News & Information for Amateur Bakers and Artisan Bread Enthusiasts

Pinza Triestina

prettedda's picture

Pinza Triestina

Recipe for Pinza Triestina adapted from the blog Nuvole di Farina

We had an Italian conductor from Trieste stay at our place for a week when he was visiting for a music festival.  He wanted to bring us a something from Italy so we asked for some traditional breads from Trieste. One was a Pinza – a sweet bread with 10% butter, lots of sugar, and rum. I finally got around to making it myself this weekend.  I adapted it to include some levain and used Grand Marnier instead of rum because we had it around. 

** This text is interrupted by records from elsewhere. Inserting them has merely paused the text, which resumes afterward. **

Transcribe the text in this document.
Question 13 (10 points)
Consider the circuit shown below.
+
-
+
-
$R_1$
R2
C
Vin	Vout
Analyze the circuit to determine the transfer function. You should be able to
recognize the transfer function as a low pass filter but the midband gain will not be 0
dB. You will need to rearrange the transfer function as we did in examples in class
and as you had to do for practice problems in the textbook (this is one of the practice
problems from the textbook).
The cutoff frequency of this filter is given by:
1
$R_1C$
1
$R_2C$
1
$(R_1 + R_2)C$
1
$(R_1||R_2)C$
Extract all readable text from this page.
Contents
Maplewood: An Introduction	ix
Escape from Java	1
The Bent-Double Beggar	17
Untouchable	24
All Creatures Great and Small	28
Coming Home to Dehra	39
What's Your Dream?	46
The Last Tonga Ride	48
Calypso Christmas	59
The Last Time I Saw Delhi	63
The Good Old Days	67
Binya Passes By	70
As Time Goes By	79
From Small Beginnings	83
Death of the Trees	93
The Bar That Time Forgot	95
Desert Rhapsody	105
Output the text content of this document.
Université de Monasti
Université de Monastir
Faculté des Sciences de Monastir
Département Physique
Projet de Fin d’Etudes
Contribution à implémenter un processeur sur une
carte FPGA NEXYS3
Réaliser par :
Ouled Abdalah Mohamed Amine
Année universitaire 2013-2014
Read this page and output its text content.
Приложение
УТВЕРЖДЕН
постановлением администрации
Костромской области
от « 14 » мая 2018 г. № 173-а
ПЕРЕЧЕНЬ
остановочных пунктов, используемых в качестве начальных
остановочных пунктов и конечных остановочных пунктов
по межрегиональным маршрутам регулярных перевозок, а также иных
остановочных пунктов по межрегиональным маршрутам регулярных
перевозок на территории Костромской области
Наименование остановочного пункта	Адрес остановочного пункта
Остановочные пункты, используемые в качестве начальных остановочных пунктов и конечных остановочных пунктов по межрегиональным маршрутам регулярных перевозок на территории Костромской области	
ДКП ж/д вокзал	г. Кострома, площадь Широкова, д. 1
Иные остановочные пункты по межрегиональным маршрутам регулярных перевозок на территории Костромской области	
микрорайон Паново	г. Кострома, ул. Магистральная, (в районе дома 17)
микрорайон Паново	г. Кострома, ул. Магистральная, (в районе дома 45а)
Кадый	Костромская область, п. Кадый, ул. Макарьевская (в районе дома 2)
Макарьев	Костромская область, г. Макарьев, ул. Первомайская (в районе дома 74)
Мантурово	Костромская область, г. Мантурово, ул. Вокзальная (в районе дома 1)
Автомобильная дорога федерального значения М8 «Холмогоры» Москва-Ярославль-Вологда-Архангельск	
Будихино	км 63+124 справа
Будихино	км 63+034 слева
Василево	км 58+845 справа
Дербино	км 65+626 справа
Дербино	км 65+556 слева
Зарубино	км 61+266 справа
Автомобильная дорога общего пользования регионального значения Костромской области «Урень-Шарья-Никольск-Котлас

Have not tried it but looks and smells good. Directions were not clear on proofing(actually did not mention proofing after shaping at all). The cuts seem too distinct but looks good if not quite correct in any case..  


250 g flour

150 g warm milk (this was a guess the recipe asked for a cup (bicchiere) of milk but a cup is not a standard unit of measure in Italy – I went 60% of original flour)

2 tbs  100% hydration starter

Let it ferment for 4 hours. The house was cold 70 F and it did not pass a float test. I put it in a warmed oven for another hour but still did not float but used it any way.

Primo impasto  (first dough – multiple builds common in Italina sweet breads like pandoro or pannetone):


250 g flour

2 tsp SAF gold yeast

100 g sugar

2 eggs

40 g butter (room temperature)

Water enough to make a stiff dough with levain, flour, and eggs.

I had to add water hear to get the extra 250 g flour to mix. I did not measure. After I had a fairly smooth dough I added the sugar, and then after it was absorbed the butter. Used a stand mixer and slowy added ingredients to let gluten develop . I put it in a warmed oven and it doubled in about an hour so it was ready for second mix (the recipe called for 3 hours).


Secondo impasto (second dough):

All of primo impasto

500 g flour

3 eggs + 1 yolk (save the white for a glaze)

150 g sugar

Peel of 1 lemon and 1 orange

Shot of Grand Marnier

Tsp vanilla extract

13 g salt (not included in the recipe but I added)

60 g butter (room temperature)

Again add ingredients slowly to make sure gluten develops. This was too much dough for my mixer so I had to split it in two.  This one took about two hours to double in size. Since I had already split the dough I just shaped each dough into a boule placed cut side down on a piece of parchment and put it in the fridge overnight.   I let it proof for 2 hours while heating oven. 

Cut a zigzag Y with scissors and glaze with egg white.

Cook 360 for 25 minutes, then 300 for 30 minutes.


dabrownman's picture

panettone with starter and 2 dough builds eggs and sugar..  This has to be tasty!  Well done and

Happy baking 

Mini Oven's picture
Mini Oven

How is that achieved?

isand66's picture

Sounds amazing.  Let us know how it tastes when you can.

prettedda's picture

The scoring was done with scissors cutting a zigzag in a Y shape starting at the very base. The images I found on line showed it opening a lot so I did not proof as long as for a normal loaf. My 9 year old shaped one and it had an inner fold poke through the cut a bit.

Tasted great. We made it for a brunch at a friend"s house and their 8 year old would not eat anything else. It's a bit denser than a panetonne. 


dabrownman's picture

would be a bit denser proofed and baked out of the paper mold too!